112-427 at 6 (2012).
    Assessment of State and local taxes would obstruct these express 
Federal policies supporting Tribal economic development and self-
determination, and also threaten substantial Tribal interests in 
effective Tribal government, economic self-sufficiency, and territorial 
autonomy. See Michigan v. Bay Mills Indian Community, 572 U.S. 782, 810 
(2014) (Sotomayor, J., concurring) (determining that ``[a] key goal of 
the Federal Government is to render Tribes more self-sufficient, and 
better positioned to fund their own sovereign

[[Page 66738]]

functions, rather than relying on Federal funding'').
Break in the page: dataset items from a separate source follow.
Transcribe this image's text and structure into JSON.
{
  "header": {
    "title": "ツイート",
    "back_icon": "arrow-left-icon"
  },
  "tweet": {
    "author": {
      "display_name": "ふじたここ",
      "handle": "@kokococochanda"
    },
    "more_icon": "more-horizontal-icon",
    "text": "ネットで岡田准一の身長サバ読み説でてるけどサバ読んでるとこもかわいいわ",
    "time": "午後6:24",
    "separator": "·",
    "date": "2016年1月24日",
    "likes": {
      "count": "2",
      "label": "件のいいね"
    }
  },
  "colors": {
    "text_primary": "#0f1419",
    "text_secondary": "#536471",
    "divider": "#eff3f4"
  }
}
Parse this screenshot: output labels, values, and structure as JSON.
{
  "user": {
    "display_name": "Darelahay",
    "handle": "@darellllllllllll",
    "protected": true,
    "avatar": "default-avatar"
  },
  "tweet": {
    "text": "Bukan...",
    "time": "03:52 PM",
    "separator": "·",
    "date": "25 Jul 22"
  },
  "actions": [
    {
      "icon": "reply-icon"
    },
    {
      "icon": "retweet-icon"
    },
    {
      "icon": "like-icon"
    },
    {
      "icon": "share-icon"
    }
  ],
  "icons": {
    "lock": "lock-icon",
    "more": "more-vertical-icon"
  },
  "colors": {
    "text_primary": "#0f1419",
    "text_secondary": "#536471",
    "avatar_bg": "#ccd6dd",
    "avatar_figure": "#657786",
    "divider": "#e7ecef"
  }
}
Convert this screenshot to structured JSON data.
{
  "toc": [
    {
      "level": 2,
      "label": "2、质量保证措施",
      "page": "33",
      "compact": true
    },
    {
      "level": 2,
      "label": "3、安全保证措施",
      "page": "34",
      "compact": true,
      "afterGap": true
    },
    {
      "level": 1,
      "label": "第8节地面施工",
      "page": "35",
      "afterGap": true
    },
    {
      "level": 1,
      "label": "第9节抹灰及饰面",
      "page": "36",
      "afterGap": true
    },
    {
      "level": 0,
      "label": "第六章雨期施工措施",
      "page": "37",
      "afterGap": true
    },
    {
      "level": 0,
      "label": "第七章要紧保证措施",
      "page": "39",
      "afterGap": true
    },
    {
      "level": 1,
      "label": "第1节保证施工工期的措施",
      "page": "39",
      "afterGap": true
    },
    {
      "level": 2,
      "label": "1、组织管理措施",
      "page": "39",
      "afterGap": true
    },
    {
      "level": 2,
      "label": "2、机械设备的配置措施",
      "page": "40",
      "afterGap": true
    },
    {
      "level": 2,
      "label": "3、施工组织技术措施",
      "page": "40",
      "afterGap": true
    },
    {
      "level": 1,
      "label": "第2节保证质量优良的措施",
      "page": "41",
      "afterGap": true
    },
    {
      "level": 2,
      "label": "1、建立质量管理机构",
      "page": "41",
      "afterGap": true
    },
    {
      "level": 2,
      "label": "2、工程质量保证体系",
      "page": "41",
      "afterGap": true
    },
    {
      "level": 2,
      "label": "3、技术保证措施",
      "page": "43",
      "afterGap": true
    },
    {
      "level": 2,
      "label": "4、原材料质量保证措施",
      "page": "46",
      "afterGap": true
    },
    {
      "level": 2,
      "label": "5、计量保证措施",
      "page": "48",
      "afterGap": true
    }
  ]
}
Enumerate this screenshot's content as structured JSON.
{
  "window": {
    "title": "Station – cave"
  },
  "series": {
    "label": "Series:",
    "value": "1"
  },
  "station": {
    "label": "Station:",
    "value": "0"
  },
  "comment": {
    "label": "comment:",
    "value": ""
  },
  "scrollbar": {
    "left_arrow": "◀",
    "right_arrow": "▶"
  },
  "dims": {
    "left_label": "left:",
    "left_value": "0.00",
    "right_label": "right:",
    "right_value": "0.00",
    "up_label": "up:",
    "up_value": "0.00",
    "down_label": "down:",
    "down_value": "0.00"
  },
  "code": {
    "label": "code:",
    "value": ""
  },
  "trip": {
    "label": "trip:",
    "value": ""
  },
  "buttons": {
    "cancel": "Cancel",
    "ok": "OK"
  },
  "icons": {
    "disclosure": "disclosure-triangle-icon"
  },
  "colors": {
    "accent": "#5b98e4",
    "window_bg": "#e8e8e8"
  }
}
The additional 
costs of State and local taxation have a chilling effect on potential 
lessees, as well as on a Tribe that, as a result, might refrain from 
exercising its own sovereign right to impose a Tribal tax to support 
its infrastructure needs. See id. at 810-11 (finding that State and 
local taxes greatly discourage Tribes from raising tax revenue from the 
same sources because the imposition of double taxation would impede 
Tribal economic growth).
    Similar to BIA's surface leasing regulations, Tribal regulations 
under the HEARTH Act pervasively cover all aspects of leasing. See 25 
U.S.C. 415(h)(3)(B)(i) (requiring Tribal regulations be consistent with 
BIA surface leasing regulations). Furthermore, the Federal Government 
remains involved in the Tribal land leasing process by approving the 
Tribal leasing regulations in the first instance and providing 
technical assistance, upon request by a Tribe, for the development of 
an environmental review process. The Secretary also retains authority 
to take any necessary actions to remedy violations of a lease or of the 
Tribal regulations, including terminating the lease or rescinding 
approval of the Tribal regulations and reassuming lease approval 
responsibilities. Moreover, the Secretary continues to review, approve, 
and monitor individual Indian land leases and other types of leases not 
covered under the Tribal regulations according to 25 CFR part 162.
    Accordingly, the Federal and Tribal interests weigh heavily in 
favor of preemption of State and local taxes on lease-related 
activities and interests, regardless of whether the lease is governed 
by Tribal leasing regulations or 25 CFR part 162. Improvements, 
activities, and leasehold or possessory interests may be subject to 
taxation by the Forest County Potawatomi Community, Wisconsin.

Bryan Newland,
Assistant Secretary--Indian Affairs.